Get the look of expensive mercury glass with a can of spray paint and some Epson salt! This simple project takes a genie lamp shaped liquor bottle to an elegant mercury glass lamp for way less than the purchase price you see in stores.
-Glass Bottle of your choice
-Kraft paper, plastic or other work surface protector
-Drill and 1/2 inch Diamond Hole Drill Bit
-Lint free towel and rubbing alcohol
-Container of water with a a soaked towel or rag
1. Clean bottle and remove labels; to do this, soak bottles in hot, soapy water and remove labels. Rubbing alcohol in a lint free cloth will remove residual adhesive.

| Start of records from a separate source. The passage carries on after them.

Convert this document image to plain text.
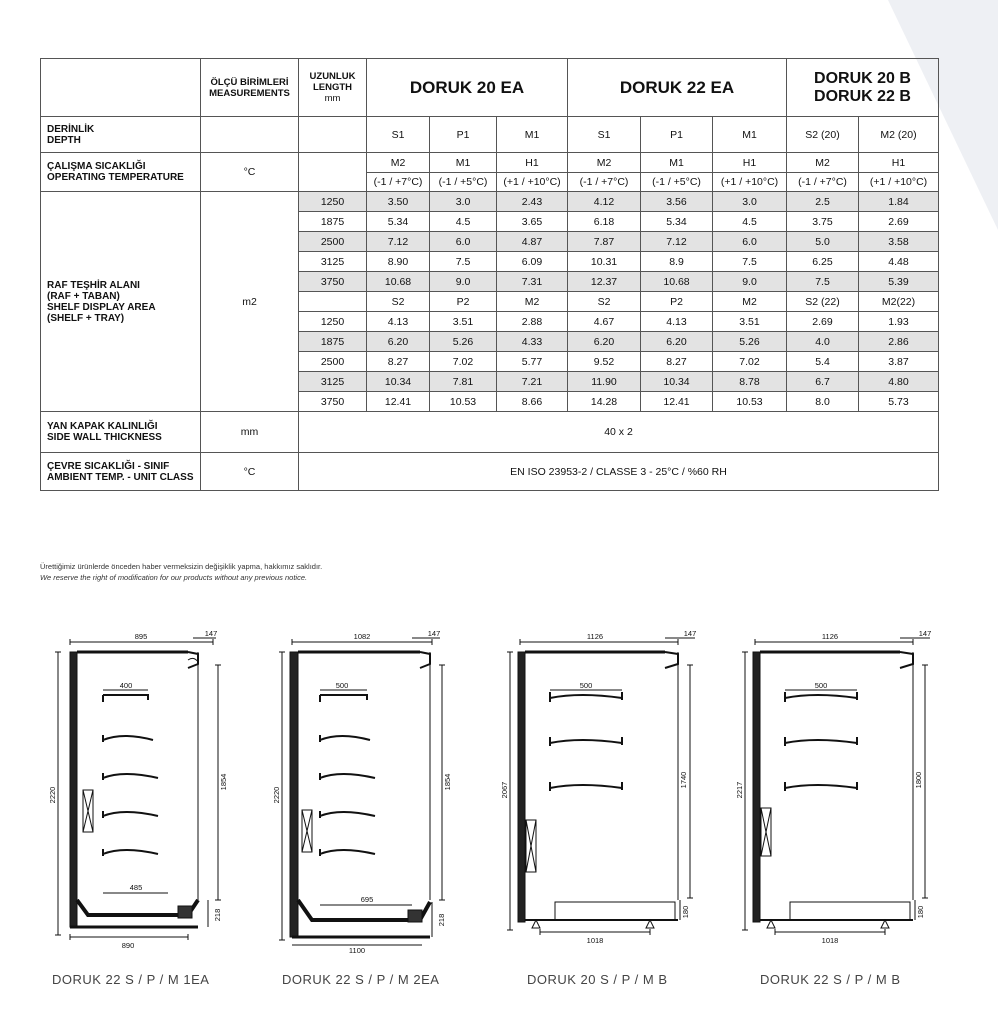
	ÖLÇÜ BİRİMLERİ
MEASUREMENTS	UZUNLUK
LENGTH
mm	DORUK 20 EA			DORUK 22 EA			DORUK 20 B
DORUK 22 B	
DERİNLİK
DEPTH			S1	P1	M1	S1	P1	M1	S2 (20)	M2 (20)
ÇALIŞMA SICAKLIĞI
OPERATING TEMPERATURE	°C		M2	M1	H1	M2	M1	H1	M2	H1
			(-1 / +7°C)	(-1 / +5°C)	(+1 / +10°C)	(-1 / +7°C)	(-1 / +5°C)	(+1 / +10°C)	(-1 / +7°C)	(+1 / +10°C)
RAF TEŞHİR ALANI
(RAF + TABAN)
SHELF DISPLAY AREA
(SHELF + TRAY)	m2	1250	3.50	3.0	2.43	4.12	3.56	3.0	2.5	1.84
		1875	5.34	4.5	3.65	6.18	5.34	4.5	3.75	2.69
		2500	7.12	6.0	4.87	7.87	7.12	6.0	5.0	3.58
		3125	8.90	7.5	6.09	10.31	8.9	7.5	6.25	4.48
		3750	10.68	9.0	7.31	12.37	10.68	9.0	7.5	5.39
			S2	P2	M2	S2	P2	M2	S2 (22)	M2(22)
		1250	4.13	3.51	2.88	4.67	4.13	3.51	2.69	1.93
		1875	6.20	5.26	4.33	6.20	6.20	5.26	4.0	2.86
		2500	8.27	7.02	5.77	9.52	8.27	7.02	5.4	3.87
		3125	10.34	7.81	7.21	11.90	10.34	8.78	6.7	4.80
		3750	12.41	10.53	8.66	14.28	12.41	10.53	8.0	5.73
YAN KAPAK KALINLIĞI
SIDE WALL THICKNESS	mm	40 x 2								
ÇEVRE SICAKLIĞI - SINIF
AMBIENT TEMP. - UNIT CLASS	°C	EN ISO 23953-2 / CLASSE 3 - 25°C / %60 RH								
Ürettiğimiz ürünlerde önceden haber vermeksizin değişiklik yapma, hakkımız saklıdır.
We reserve the right of modification for our products without any previous notice.
895	147
400
485
890
2220
1854
218
1082	147
500
695
1100
2220
1854
218
1126	147
500
1018
2067
1740
180
1126	147
500
1018
2217
1800
180
DORUK 22 S / P / M 1EA	DORUK 22 S / P / M 2EA	DORUK 20 S / P / M B	DORUK 22 S / P / M B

My personal favorite technique is Krylon Adhesive Remover.
2. Drill a hole where you want the cord to exit the lamp, in the back near the base. For that technique, see my previous tutorial: How to Make a Lamp From a Glass Bottle. Follow safety precautions!
3. Clean away debris from drilling, dry bottle with a lint free cloth and tape over the hole you just drilled. You will see why!
4. Pour Epson salt into bottle so that to about one inch from the bottom. If your bottle is smaller, you can use less. It is not important to be exact here.
5. In a well ventilated area with protected work surface, spray looking glass paint into mouth of bottle. Make sure to follow instructions on label. You want to shake the can vigourously before using. If your bottle mouth is small in diameter like this genie bottle, you will have paint pooling in one spot and running down the neck. That is fine.
6. Shake the bottle like a snow globe, so that the salt grabs the paint and drags it around. This will create the mercury glass look.
7. Repeat steps 5 and 6 a few more times, allowing each coat to dry for about 5 minutes before applying the next. Stop when are happy with the look.
8. Follow instructions on your lamp kit to assemble. The one used here was super simple to and cost $6.
9. Use a thrift store or new lampshade to fit your décor.
￮ The salt will stick to the wall of the bottle in spots, giving a lovely crystal effect. You can pour as little or as much of the salt out as you want after painting.
Use this technique for recycled glass bottle vases, votive holders, wind chimes and more. Keep in mind this only works when the sprayed surface is inside.